Fighters -& Falcons. Last week the Air Force and Howard Hughes threw open the mammoth plants for the first time, and gave the public a look at how the eggs were hatching. Some electronic chicks:

¶ The Hughes airborne fire-control unit, which today is the eyes and ears of the U.S. and Canadian jet interceptors guarding the continent against atomic attack. As complex as 200 TV sets, the unit is a combination radar set and electronic brain which can find enemy planes day and night in any weather. While the defending and enemy planes are approaching each other at speeds up to 1,400 m.p.h., the fire-control system computes the exact instant when the defending plane must fire its rockets or guns for the kill.

¶The supersecret C.S.T.I. (Control Surface Tie-in), an even more complex device currently in production at Culver City for the Air Force's new crop of interceptors. C.S.T.I. will not only find an enemy plane by radar, but also takes over flying the fighter during the attack, fires its rockets, all automatically, without the pilot's laying a hand on the controls. Now a new set is under development, which will take over every maneuver except take-off and landing, automatically fly the fighter to the target and back.

¶ The air-to-air Falcon guided missile, in full production at Tucson as one of the Air Force's principal defensive weapons against enemy fighters and bombers. Six feet long, with an electronic brain packed behind its baseball-size nose, the Falcon has brought down fast flying jet drone planes. Says Air Force Assistant Secretary Trevor Gardner: "The Falcon will be one of the most important contributions to defense since the development of radar."

Carte Blanche.
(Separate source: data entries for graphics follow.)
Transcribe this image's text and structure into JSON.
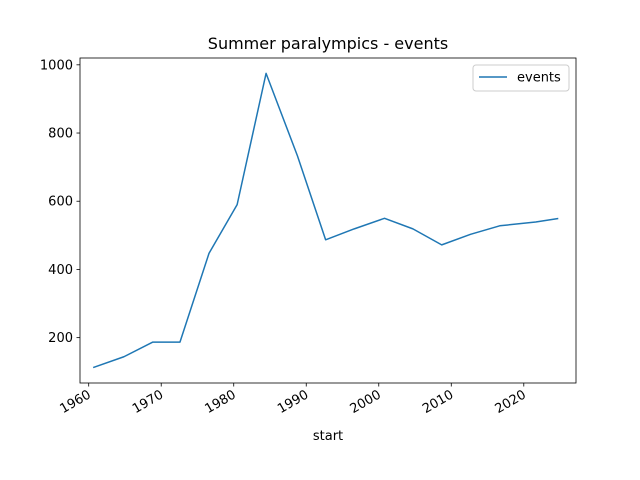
{
  "chart_data": {
    "type": "line",
    "title": "Summer paralympics - events",
    "xlabel": "start",
    "ylabel": "",
    "legend_position": "top-right",
    "grid": false,
    "xlim": [
      1958.8,
      2027.2
    ],
    "ylim": [
      67,
      1020
    ],
    "x_ticks": [
      1960,
      1970,
      1980,
      1990,
      2000,
      2010,
      2020
    ],
    "y_ticks": [
      200,
      400,
      600,
      800,
      1000
    ],
    "series": [
      {
        "name": "events",
        "color": "#1f77b4",
        "x": [
          "1960-09-18",
          "1964-11-08",
          "1968-11-04",
          "1972-08-02",
          "1976-08-03",
          "1980-06-21",
          "1984-06-17",
          "1988-10-15",
          "1992-09-03",
          "1996-08-15",
          "2000-10-18",
          "2004-09-17",
          "2008-09-06",
          "2012-08-29",
          "2016-09-07",
          "2021-08-24",
          "2024-08-28"
        ],
        "values": [
          113,
          144,
          187,
          187,
          447,
          590,
          975,
          733,
          487,
          519,
          550,
          519,
          472,
          503,
          528,
          539,
          549
        ]
      }
    ]
  }
}
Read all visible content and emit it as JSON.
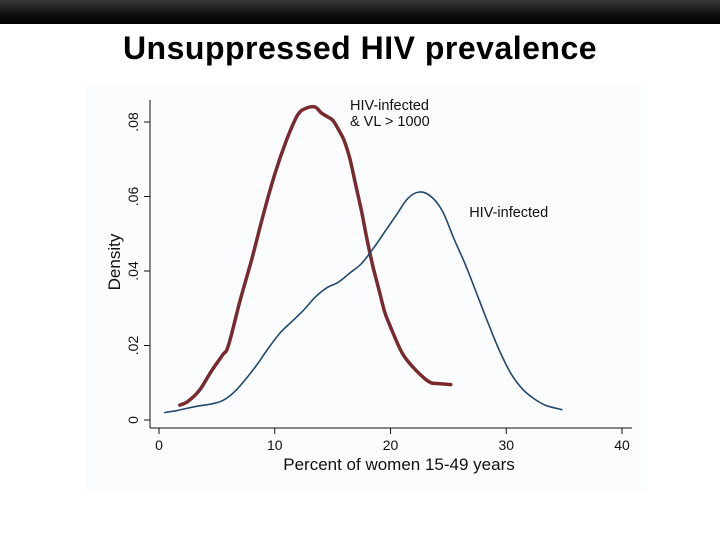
{
  "slide": {
    "title": "Unsuppressed HIV prevalence"
  },
  "chart_data": {
    "type": "line",
    "xlabel": "Percent of women 15-49 years",
    "ylabel": "Density",
    "xlim": [
      0,
      40
    ],
    "ylim": [
      0,
      0.085
    ],
    "x_ticks": [
      {
        "value": 0,
        "label": "0"
      },
      {
        "value": 10,
        "label": "10"
      },
      {
        "value": 20,
        "label": "20"
      },
      {
        "value": 30,
        "label": "30"
      },
      {
        "value": 40,
        "label": "40"
      }
    ],
    "y_ticks": [
      {
        "value": 0,
        "label": "0"
      },
      {
        "value": 0.02,
        "label": ".02"
      },
      {
        "value": 0.04,
        "label": ".04"
      },
      {
        "value": 0.06,
        "label": ".06"
      },
      {
        "value": 0.08,
        "label": ".08"
      }
    ],
    "grid": false,
    "legend": "none",
    "series": [
      {
        "color": "#7a2a2e",
        "width": 3.5,
        "label_lines": [
          "HIV-infected",
          "& VL > 1000"
        ],
        "label_at": {
          "x": 16.5,
          "y": 0.0832
        },
        "x": [
          1.8,
          2.5,
          3.5,
          4.5,
          5.5,
          6.0,
          7.0,
          8.0,
          9.0,
          10.0,
          11.0,
          12.0,
          12.8,
          13.5,
          14.0,
          14.5,
          15.0,
          15.5,
          16.0,
          16.5,
          17.0,
          17.5,
          18.0,
          18.5,
          19.0,
          19.5,
          20.0,
          21.0,
          22.0,
          23.0,
          23.5,
          24.0,
          25.2
        ],
        "y": [
          0.004,
          0.005,
          0.008,
          0.013,
          0.0175,
          0.02,
          0.032,
          0.043,
          0.055,
          0.066,
          0.075,
          0.082,
          0.0838,
          0.084,
          0.0825,
          0.0815,
          0.0805,
          0.078,
          0.075,
          0.07,
          0.063,
          0.056,
          0.048,
          0.041,
          0.035,
          0.029,
          0.025,
          0.018,
          0.014,
          0.011,
          0.01,
          0.0098,
          0.0095
        ]
      },
      {
        "color": "#22486b",
        "width": 1.6,
        "label_lines": [
          "HIV-infected"
        ],
        "label_at": {
          "x": 26.8,
          "y": 0.0545
        },
        "x": [
          0.5,
          1.5,
          2.5,
          3.5,
          4.5,
          5.5,
          6.5,
          7.5,
          8.5,
          9.5,
          10.5,
          11.5,
          12.5,
          13.5,
          14.5,
          15.5,
          16.5,
          17.5,
          18.5,
          19.5,
          20.5,
          21.5,
          22.5,
          23.5,
          24.5,
          25.5,
          26.5,
          27.5,
          28.5,
          29.5,
          30.5,
          31.5,
          32.5,
          33.5,
          34.8
        ],
        "y": [
          0.002,
          0.0025,
          0.0032,
          0.0038,
          0.0043,
          0.0052,
          0.0075,
          0.011,
          0.015,
          0.0195,
          0.0235,
          0.0265,
          0.0295,
          0.033,
          0.0355,
          0.037,
          0.0395,
          0.042,
          0.046,
          0.0505,
          0.055,
          0.0595,
          0.0612,
          0.06,
          0.056,
          0.0485,
          0.0415,
          0.0335,
          0.0255,
          0.018,
          0.012,
          0.008,
          0.0055,
          0.0038,
          0.0028
        ]
      }
    ]
  }
}
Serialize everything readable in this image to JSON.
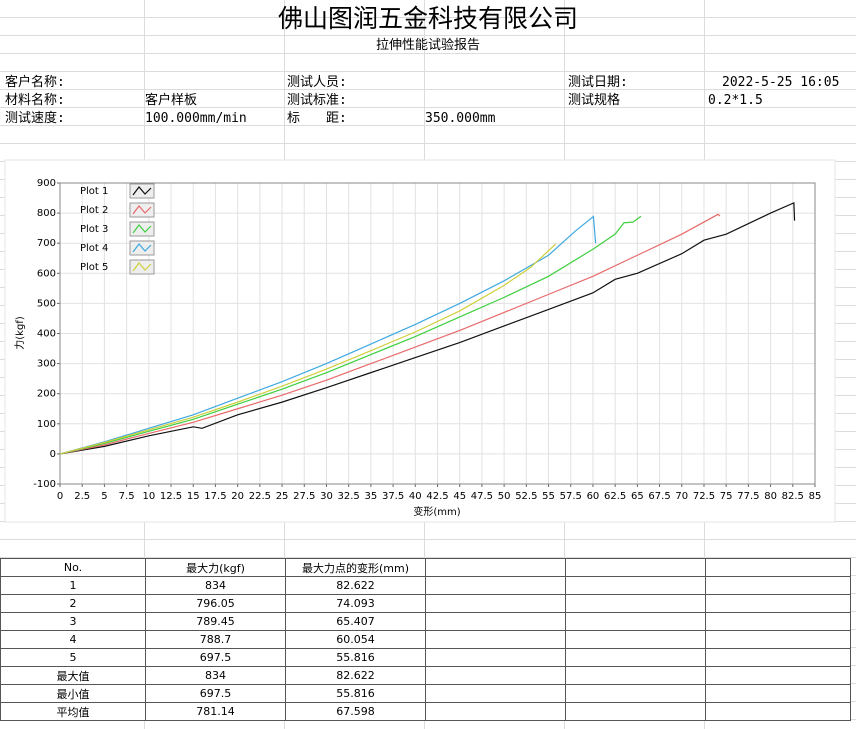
{
  "header": {
    "title": "佛山图润五金科技有限公司",
    "subtitle": "拉伸性能试验报告"
  },
  "info": [
    {
      "label": "客户名称:"
    },
    {
      "label": "测试人员:"
    },
    {
      "label": "测试日期:",
      "value": "2022-5-25 16:05"
    },
    {
      "label": "材料名称:",
      "value": "客户样板"
    },
    {
      "label": "测试标准:"
    },
    {
      "label": "测试规格",
      "value": "0.2*1.5"
    },
    {
      "label": "测试速度:",
      "value": "100.000mm/min"
    },
    {
      "label": "标　　距:",
      "value": "350.000mm"
    }
  ],
  "chart_data": {
    "type": "line",
    "ylabel": "力(kgf)",
    "xlabel": "变形(mm)",
    "xlim": [
      0,
      85
    ],
    "ylim": [
      -100,
      900
    ],
    "xticks": [
      0,
      2.5,
      5,
      7.5,
      10,
      12.5,
      15,
      17.5,
      20,
      22.5,
      25,
      27.5,
      30,
      32.5,
      35,
      37.5,
      40,
      42.5,
      45,
      47.5,
      50,
      52.5,
      55,
      57.5,
      60,
      62.5,
      65,
      67.5,
      70,
      72.5,
      75,
      77.5,
      80,
      82.5,
      85
    ],
    "yticks": [
      -100,
      0,
      100,
      200,
      300,
      400,
      500,
      600,
      700,
      800,
      900
    ],
    "grid": true,
    "legend": "upper left",
    "series": [
      {
        "name": "Plot 1",
        "color": "#111111",
        "x": [
          0,
          5,
          10,
          15,
          16,
          20,
          25,
          30,
          35,
          40,
          45,
          50,
          55,
          60,
          62.5,
          65,
          70,
          72.5,
          75,
          80,
          82.622,
          82.7
        ],
        "values": [
          0,
          25,
          60,
          90,
          85,
          130,
          172,
          220,
          270,
          320,
          370,
          425,
          480,
          535,
          580,
          600,
          665,
          710,
          730,
          800,
          834,
          775
        ]
      },
      {
        "name": "Plot 2",
        "color": "#e86a6a",
        "x": [
          0,
          5,
          10,
          15,
          20,
          25,
          30,
          35,
          40,
          45,
          50,
          55,
          60,
          65,
          70,
          74.093,
          74.3
        ],
        "values": [
          0,
          30,
          68,
          105,
          150,
          195,
          245,
          300,
          355,
          410,
          470,
          530,
          590,
          660,
          730,
          796.05,
          790
        ]
      },
      {
        "name": "Plot 3",
        "color": "#3fcf3f",
        "x": [
          0,
          5,
          10,
          15,
          20,
          25,
          30,
          35,
          40,
          45,
          50,
          55,
          60,
          62.5,
          63.5,
          64.5,
          65.407
        ],
        "values": [
          0,
          35,
          75,
          115,
          165,
          215,
          270,
          330,
          390,
          455,
          520,
          590,
          680,
          730,
          768,
          770,
          789.45
        ]
      },
      {
        "name": "Plot 4",
        "color": "#3fa9e0",
        "x": [
          0,
          5,
          10,
          15,
          20,
          25,
          30,
          35,
          40,
          45,
          50,
          55,
          58,
          60.054,
          60.3
        ],
        "values": [
          0,
          40,
          85,
          130,
          185,
          240,
          300,
          365,
          430,
          500,
          575,
          660,
          740,
          788.7,
          700
        ]
      },
      {
        "name": "Plot 5",
        "color": "#cfcf3a",
        "x": [
          0,
          5,
          10,
          15,
          20,
          25,
          30,
          35,
          40,
          45,
          50,
          53,
          55.816
        ],
        "values": [
          0,
          38,
          80,
          122,
          172,
          225,
          282,
          343,
          405,
          475,
          560,
          620,
          697.5
        ]
      }
    ]
  },
  "table": {
    "header": [
      "No.",
      "最大力(kgf)",
      "最大力点的变形(mm)"
    ],
    "rows": [
      [
        "1",
        834,
        82.622
      ],
      [
        "2",
        796.05,
        74.093
      ],
      [
        "3",
        789.45,
        65.407
      ],
      [
        "4",
        788.7,
        60.054
      ],
      [
        "5",
        697.5,
        55.816
      ],
      [
        "最大值",
        834,
        82.622
      ],
      [
        "最小值",
        697.5,
        55.816
      ],
      [
        "平均值",
        781.14,
        67.598
      ]
    ]
  }
}
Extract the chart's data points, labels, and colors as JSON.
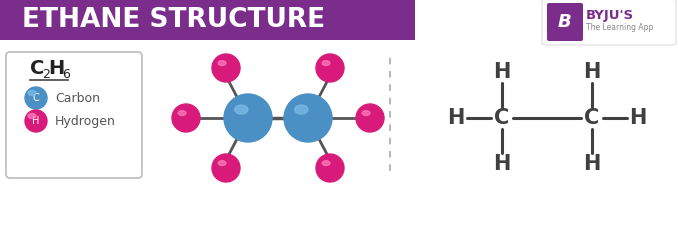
{
  "title": "ETHANE STRUCTURE",
  "title_bg_color": "#7B2D8B",
  "title_text_color": "#FFFFFF",
  "bg_color": "#FFFFFF",
  "carbon_color": "#4A90C4",
  "hydrogen_color": "#D81B7A",
  "legend_carbon_label": "Carbon",
  "legend_hydrogen_label": "Hydrogen",
  "bond_color": "#555555",
  "struct_label_color": "#404040",
  "dashed_line_color": "#AAAAAA",
  "byju_purple": "#7B2D8B"
}
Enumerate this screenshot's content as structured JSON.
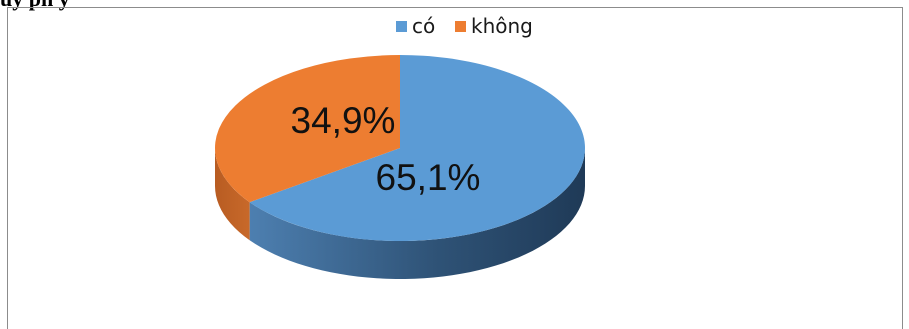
{
  "chart_data": {
    "type": "pie",
    "title": "",
    "categories": [
      "có",
      "không"
    ],
    "values": [
      65.1,
      34.9
    ],
    "data_labels": [
      "65,1%",
      "34,9%"
    ],
    "colors": [
      "#5b9bd5",
      "#ed7d31"
    ],
    "three_d": true,
    "legend_position": "top"
  },
  "caption_partial": "ủy ph y"
}
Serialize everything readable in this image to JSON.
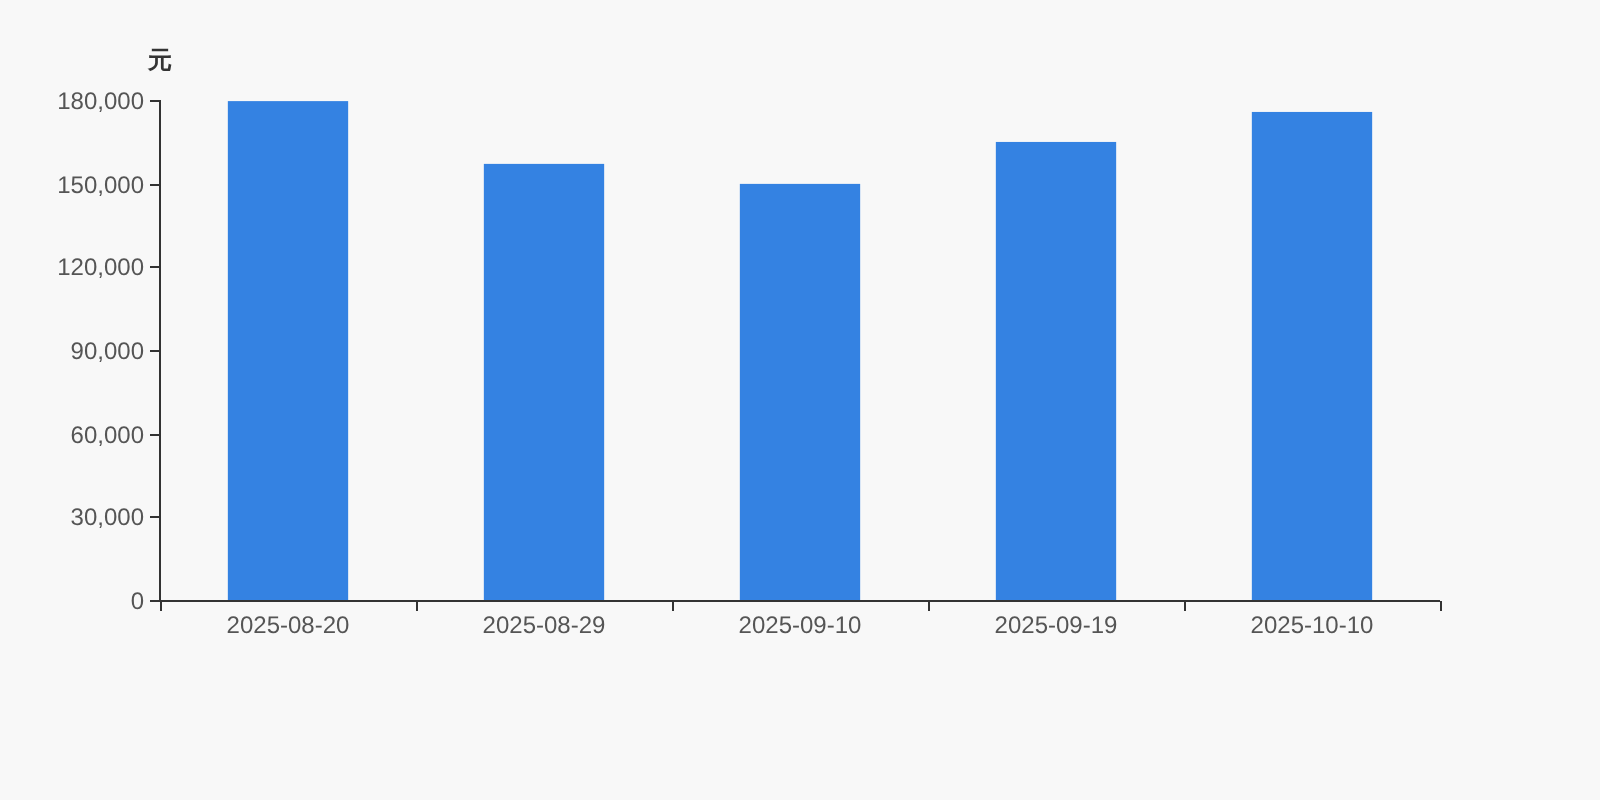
{
  "chart_data": {
    "type": "bar",
    "ylabel": "元",
    "categories": [
      "2025-08-20",
      "2025-08-29",
      "2025-09-10",
      "2025-09-19",
      "2025-10-10"
    ],
    "values": [
      179600,
      157000,
      149800,
      164900,
      175700
    ],
    "color": "#3482e2",
    "ylim": [
      0,
      180000
    ],
    "yticks": [
      0,
      {
        "value": 30000,
        "label": "30,000"
      },
      {
        "value": 60000,
        "label": "60,000"
      },
      {
        "value": 90000,
        "label": "90,000"
      },
      {
        "value": 120000,
        "label": "120,000"
      },
      {
        "value": 150000,
        "label": "150,000"
      },
      {
        "value": 180000,
        "label": "180,000"
      }
    ]
  }
}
Flyer-Financier Howard Hughes has been in the electronics business in a big way only since 1948. But, just as he does everything else, he went into it with a swoop, with a top staff that included Lieut. General Harold George, wartime boss of the Air Transport Command, and a handful of crack scientists. To find human brains to make his electronic brains, he sent out scouts to comb U.S. industry, handed them checkbooks and a carte blanche. Hughes's men promised scientists higher positions at higher salaries, new research opportunities, almost anything to lure them to Hughes Aircraft. Says a rival: "One Monday we had 42 draftsmen; by the following Friday, we had only five and Hughes had the rest."